Op 18 september vertrekt hij naar Antwerpen. In 1580 geeft de prins opdracht voor een grote schoonmaak van het Prinsenhof, waarschijnlijk omdat de landvoogd, aartshertog Matthias van Oostenrijk, op bezoek komt. Conciërge Herman van Coengraft bestelt turf, hout, boter, suiker en wijn. De kogels uit het pistool van Balthasar Gerards, die in 1584 in Delft een geslaagde aanslag op de prins pleegt, bepalen het lot van het Groot Prinsenhof. Het wordt niet meer bewoond en is nu in gebruik als opslagplaats.

Spaans
In 1589 valt Geertruidenberg in Spaanse handen om vier jaar later weer heroverd te worden door prins Maurits. De kanonniers van Maurits mikken op een Spaans kanon dat tussen de fruitbomen in de tuin staat. De afzwaaiers raken het Prinsenhof stevig. Bij de belegering wordt de hele westgevel in puin geschoten. De loden goten zijn dan al verdwenen, want omgesmolten tot kogels die de Spanjaarden richting Maurits schoten.

Philips von HohenloheKort na de herovering wordt het Prinsenhof opnieuw bewoond. Dit keer door Philips van Hohenlohe (foto links), een stevig drinkende zwager van Willem van Oranje en een legeraanvoerder in dienst van prins Maurits. Om Van Hohenlohe goed te ontvangen, wordt er aan de Koestraat driftig gepoetst en gedweild en het hele huis wordt rondom gewit. Jacob Thonis uit Geertruidenberg levert 107 pond nieuw lood om er buizen van te maken voor de afvoer van regenwater. In de tuinvijver worden 232 jonge karpers uitgezet.

Verval
Na de herovering van Breda door Frederik Hendrik wordt Geertruidenberg voor de Oranjes als verblijfplaats minder interessant. De gouverneur van Geertruidenberg neemt zijn intrek in het pand dat langzaam begint te vervallen. Ook al omdat sommige gouverneurs weigeren de verplichte kosten van gewoon onderhoud op zich te nemen. In 1728 wordt de keuken als opslagplaats voor hooi gebruikt en wordt het Groot Prinsenhof als 'onderwoont' omschreven. De tuin is 'genoegzaam tot een wildernis vervallen'.

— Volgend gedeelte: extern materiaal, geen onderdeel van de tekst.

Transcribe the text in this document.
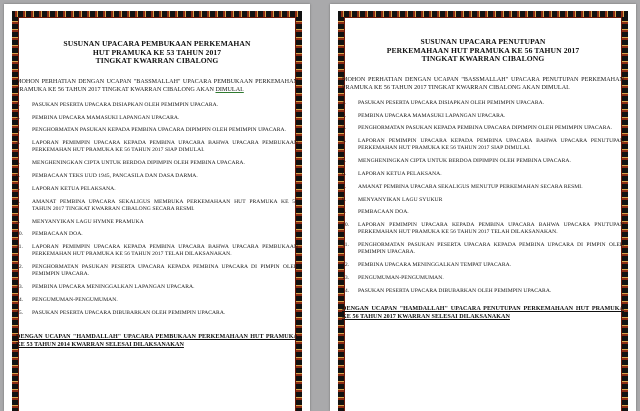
SUSUNAN UPACARA PEMBUKAAN PERKEMAHAN
HUT PRAMUKA KE 53 TAHUN 2017
TINGKAT KWARRAN CIBALONG
MOHON PERHATIAN DENGAN UCAPAN "BASSMALLAH" UPACARA PEMBUKAAN PERKEMAHAN PRAMUKA KE 56 TAHUN 2017 TINGKAT KWARRAN CIBALONG AKAN DIMULAI.
1. PASUKAN PESERTA UPACARA DISIAPKAN OLEH PEMIMPIN UPACARA.
2. PEMBINA UPACARA MAMASUKI LAPANGAN UPACARA.
3. PENGHORMATAN PASUKAN KEPADA PEMBINA UPACARA DIPIMPIN OLEH PEMIMPIN UPACARA.
4. LAPORAN PEMIMPIN UPACARA KEPADA PEMBINA UPACARA BAHWA UPACARA PEMBUKAAN PERKEMAHAN HUT PRAMUKA KE 56 TAHUN 2017 SIAP DIMULAI.
5. MENGHENINGKAN CIPTA UNTUK BERDOA DIPIMPIN OLEH PEMBINA UPACARA.
6. PEMBACAAN TEKS UUD 1945, PANCASILA DAN DASA DARMA.
7. LAPORAN KETUA PELAKSANA.
8. AMANAT PEMBINA UPACARA SEKALIGUS MEMBUKA PERKEMAHAAN HUT PRAMUKA KE 56 TAHUN 2017 TINGKAT KWARRAN CIBALONG SECARA RESMI.
9. MENYANYIKAN LAGU HYMNE PRAMUKA
10. PEMBACAAN DOA.
11. LAPORAN PEMIMPIN UPACARA KEPADA PEMBINA UPACARA BAHWA UPACARA PEMBUKAAN PERKEMAHAN HUT PRAMUKA KE 56 TAHUN 2017 TELAH DILAKSANAKAN.
12. PENGHORMATAN PASUKAN PESERTA UPACARA KEPADA PEMBINA UPACARA DI PIMPIN OLEH PEMIMPIN UPACARA.
13. PEMBINA UPACARA MENINGGALKAN LAPANGAN UPACARA.
14. PENGUMUMAN-PENGUMUMAN.
15. PASUKAN PESERTA UPACARA DIBUBARKAN OLEH PEMIMPIN UPACARA.
DENGAN UCAPAN "HAMDALLAH" UPACARA PEMBUKAAN PERKEMAHAAN HUT PRAMUKA KE 53 TAHUN 2014 KWARRAN SELESAI DILAKSANAKAN
SUSUNAN UPACARA PENUTUPAN
PERKEMAHAAN HUT PRAMUKA KE 56 TAHUN 2017
TINGKAT KWARRAN CIBALONG
MOHON PERHATIAN DENGAN UCAPAN "BASSMALLAH" UPACARA PENUTUPAN PERKEMAHAN PRAMUKA KE 56 TAHUN 2017 TINGKAT KWARRAN CIBALONG AKAN DIMULAI.
1. PASUKAN PESERTA UPACARA DISIAPKAN OLEH PEMIMPIN UPACARA.
2. PEMBINA UPACARA MAMASUKI LAPANGAN UPACARA.
3. PENGHORMATAN PASUKAN KEPADA PEMBINA UPACARA DIPIMPIN OLEH PEMIMPIN UPACARA.
4. LAPORAN PEMIMPIN UPACARA KEPADA PEMBINA UPACARA BAHWA UPACARA PENUTUPAN PERKEMAHAN HUT PRAMUKA KE 56 TAHUN 2017 SIAP DIMULAI.
5. MENGHENINGKAN CIPTA UNTUK BERDOA DIPIMPIN OLEH PEMBINA UPACARA.
6. LAPORAN KETUA PELAKSANA.
7. AMANAT PEMBINA UPACARA SEKALIGUS MENUTUP PERKEMAHAN SECARA RESMI.
8. MENYANYIKAN LAGU SYUKUR
9. PEMBACAAN DOA.
10. LAPORAN PEMIMPIN UPACARA KEPADA PEMBINA UPACARA BAHWA UPACARA PNUTUPAN PERKEMAHAN HUT PRAMUKA KE 56 TAHUN 2017 TELAH DILAKSANAKAN.
11. PENGHORMATAN PASUKAN PESERTA UPACARA KEPADA PEMBINA UPACARA DI PIMPIN OLEH PEMIMPIN UPACARA.
12. PEMBINA UPACARA MENINGGALKAN TEMPAT UPACARA.
13. PENGUMUMAN-PENGUMUMAN.
14. PASUKAN PESERTA UPACARA DIBUBARKAN OLEH PEMIMPIN UPACARA.
DENGAN UCAPAN "HAMDALLAH" UPACARA PENUTUPAN PERKEMAHAAN HUT PRAMUKA KE 56 TAHUN 2017 KWARRAN SELESAI DILAKSANAKAN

Op 30 april schrijft commandeur en Groot Prinsenhofbewoner Rudolph van Arkel: 'De stenen vensterramen staan gedeeltelijk los, de houten buitenvensters moeten met touwen vastgebonden worden en het meeste glas staat los in het lood.' Op 21 juni 1771 wordt de sloop van het Groot Prinsenhof aanbesteed voor 7200 gulden.

Op de vrijgekomen plek komt later een katholieke school. De school wordt in 1989 afgebroken. Dat geeft de gedreven oudheidkundigen van Geertruidenberg de eerste kans om de fundatieresten van het Klein - en Groot Prinsenhof te onderzoeken.

De tweede kans kwam de afgelopen weken. Toen kwam het Groot Prinsenhof tevoorschijn; nou ja een fors stuk fundering. Zwijgende stenen die een mooi verhaal vertellen. Binnenkort worden ze weer ondergespit. En nu? Wat komt er nu op de plaats van het Groot Prinsenhof? Niks royaals: een complex eengezinswoningen.

Bronnen: Van klooster tot Prinsenhof, In de Hollantsche Tuyn III, Oudheidkundige Kring Geertruydenberghe, 1994.

Willem de Zwijger door Ruth Putnam, Den Haag, 1900.